It’s a propitious time for the subjects of Dave Eggers’ 2009 book “Zeitoun,” Abdulraham and Kathy Zeitoun, to visit East Lansing.
Last week, a Quran was desecrated and dropped in front of the Islamic Center, throwing a community that prides itself on tolerance into despair.
The Zeitouns know that feeling from inside and out.
“Zeitoun” follows the nightmarish experience of Abdulrahman Zeitoun, a Syrian- American, who stayed in New Orleans during Hurricane Katrina. Abdul, as he is called by friends and neighbors, became a hero, navigating the flood waters in a canoe to evacuate trapped residents and comfort others who stayed behind.
He was arrested in his own home as a looter, labeled a terrorist, jailed in a makeshift prison and held incommunicado for weeks.
Eggers’ book is set in the hurricane and its aftermath, but its fascination in 2010 comes from its deep, cold dive into the murk of post-9/11 American emotions.
Like the preacher in the 1955 film “Night of the Hunter,” America seems to have “hate” tattooed on one hand and “love” on the other. Last week, East Lansing and MSU were Exhibit A.
On one hand, East Lansing and MSU picked “Zeitoun” for its One Book, One Community event Sunday, trying earnestly to foster tolerance in the community.
On the other hand, look for Sunday’s discussion to turn to the recent Quran desecration in East Lansing.
When the Zeitouns were interviewed by phone last week, another tolerance debate, over the so-called Ground Zero mosque, was in full swing.
Abdul called objections to the mosque “silly.”
“It is a peaceful place to worship God,” Zeitoun said. “You go to a mosque to try to correct yourself.”
Abdul, a Syrian immigrant, has been in the United States since 1988.
Much of the irony in Eggers’ book comes from the fact that Abdul embodies the American virtues of good neighborliness and hard work. He runs a successful paint contracting business and owns numerous rental homes in New Orleans with his spouse and business partner, Kathy.
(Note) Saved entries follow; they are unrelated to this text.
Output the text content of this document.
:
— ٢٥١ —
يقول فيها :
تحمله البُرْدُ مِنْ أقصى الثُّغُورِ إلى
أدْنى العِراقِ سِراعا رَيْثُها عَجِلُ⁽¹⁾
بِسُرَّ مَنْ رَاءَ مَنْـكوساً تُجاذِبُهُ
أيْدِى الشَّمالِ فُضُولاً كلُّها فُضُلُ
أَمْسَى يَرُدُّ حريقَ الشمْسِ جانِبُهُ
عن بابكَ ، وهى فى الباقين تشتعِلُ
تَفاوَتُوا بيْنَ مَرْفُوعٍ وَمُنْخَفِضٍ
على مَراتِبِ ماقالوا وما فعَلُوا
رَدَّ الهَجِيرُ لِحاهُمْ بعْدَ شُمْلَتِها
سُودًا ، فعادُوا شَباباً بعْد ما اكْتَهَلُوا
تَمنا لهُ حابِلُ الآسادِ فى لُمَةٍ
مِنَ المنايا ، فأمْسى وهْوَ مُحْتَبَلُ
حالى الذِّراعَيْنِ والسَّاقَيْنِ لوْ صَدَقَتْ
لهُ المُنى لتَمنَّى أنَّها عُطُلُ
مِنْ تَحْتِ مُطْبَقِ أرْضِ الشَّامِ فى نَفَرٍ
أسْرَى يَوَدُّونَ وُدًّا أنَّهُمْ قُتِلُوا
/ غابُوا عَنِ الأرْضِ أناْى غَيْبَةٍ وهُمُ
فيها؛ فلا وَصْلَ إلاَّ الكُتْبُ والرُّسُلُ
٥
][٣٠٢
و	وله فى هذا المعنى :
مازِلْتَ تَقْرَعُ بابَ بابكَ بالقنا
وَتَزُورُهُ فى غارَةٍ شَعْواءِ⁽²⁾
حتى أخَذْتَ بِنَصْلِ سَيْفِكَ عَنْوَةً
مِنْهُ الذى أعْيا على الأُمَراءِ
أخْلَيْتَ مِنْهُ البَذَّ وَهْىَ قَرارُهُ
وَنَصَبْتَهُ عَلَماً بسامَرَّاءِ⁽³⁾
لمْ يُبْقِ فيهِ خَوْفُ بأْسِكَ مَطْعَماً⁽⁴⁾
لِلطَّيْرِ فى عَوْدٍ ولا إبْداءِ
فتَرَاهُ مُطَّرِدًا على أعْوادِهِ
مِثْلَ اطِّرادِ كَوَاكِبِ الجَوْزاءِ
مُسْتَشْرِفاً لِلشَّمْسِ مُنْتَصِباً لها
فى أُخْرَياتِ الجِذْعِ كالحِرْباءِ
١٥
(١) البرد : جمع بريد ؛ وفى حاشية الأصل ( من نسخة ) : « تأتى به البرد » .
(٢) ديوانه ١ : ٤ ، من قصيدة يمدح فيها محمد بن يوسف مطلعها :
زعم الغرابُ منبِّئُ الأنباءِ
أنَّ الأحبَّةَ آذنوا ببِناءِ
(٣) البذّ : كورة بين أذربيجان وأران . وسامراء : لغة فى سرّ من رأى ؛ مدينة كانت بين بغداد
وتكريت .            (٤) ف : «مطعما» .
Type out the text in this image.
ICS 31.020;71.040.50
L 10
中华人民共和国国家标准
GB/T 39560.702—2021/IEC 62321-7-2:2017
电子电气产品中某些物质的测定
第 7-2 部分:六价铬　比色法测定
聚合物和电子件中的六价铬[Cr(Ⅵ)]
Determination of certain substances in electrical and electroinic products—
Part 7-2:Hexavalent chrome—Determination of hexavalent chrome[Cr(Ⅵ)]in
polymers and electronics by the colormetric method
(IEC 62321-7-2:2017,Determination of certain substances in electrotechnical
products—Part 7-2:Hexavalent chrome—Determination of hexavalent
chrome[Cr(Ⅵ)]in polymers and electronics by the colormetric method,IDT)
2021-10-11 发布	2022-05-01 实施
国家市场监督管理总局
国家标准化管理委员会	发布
According to Eggers’ account, Zeitoun can’t help thinking like a seasoned building contractor, even in captivity. While thrown into a series of makeshift prisons, he examines their construction to determine how freshly they were built.
While Zeitoun is a philosophical sort, Kathy Zeitoun is more blunt. A native Louisianian, she was a strict Baptist who converted to Islam as an adult.As Abdul described his unlikely arrest and captivity in a makeshift prison, his wife interrupted him, as the two often do when talking together.
“It was a chicken coop,” she said. “For a long while every time I would drive by the site of Camp Grey hound [where Abdul was held] I would stick out the American Bird.”
“I felt like I am in a third world county,” he said. “This never happened to me in any other country.”
“Kathy has a colorful way of talking,” Eggers told an audience at MSU last week.
Kathy said the book-writing project, which took three years, helped in the healing process.
“Abdulraham was able to talk with David about things he would never talk to me about,” she said. “It was like pulling teeth with him, but David was very patient.”
The Zeitouns worked closely with Eggers to assure the accuracy of the book.
Early on, Eggers ask Abdul if he would rather have the book fictionalized to protect his family’s privacy.
Zeitoun told Eggers it was his story, so he wanted his name used.
Clearly, the physical and emotional rebuilding from Katrina is far from finished.
Kathy said even though their own uptown neighborhood is rebuilt and that 60 to 80 percent of the city is back to normal, the neighborhood right across the street from them is nothing except decaying houses.
Abdul said the fifth anniversary of the hurricane brings back bad memories, “but you have to deal with it.”
Kathy began to say they are “moving on” with their lives, but Abdul interrupted.
“Time heals all wounds,” he said. This Sunday, they’ll have a chance to test that theory on a fresh wound here.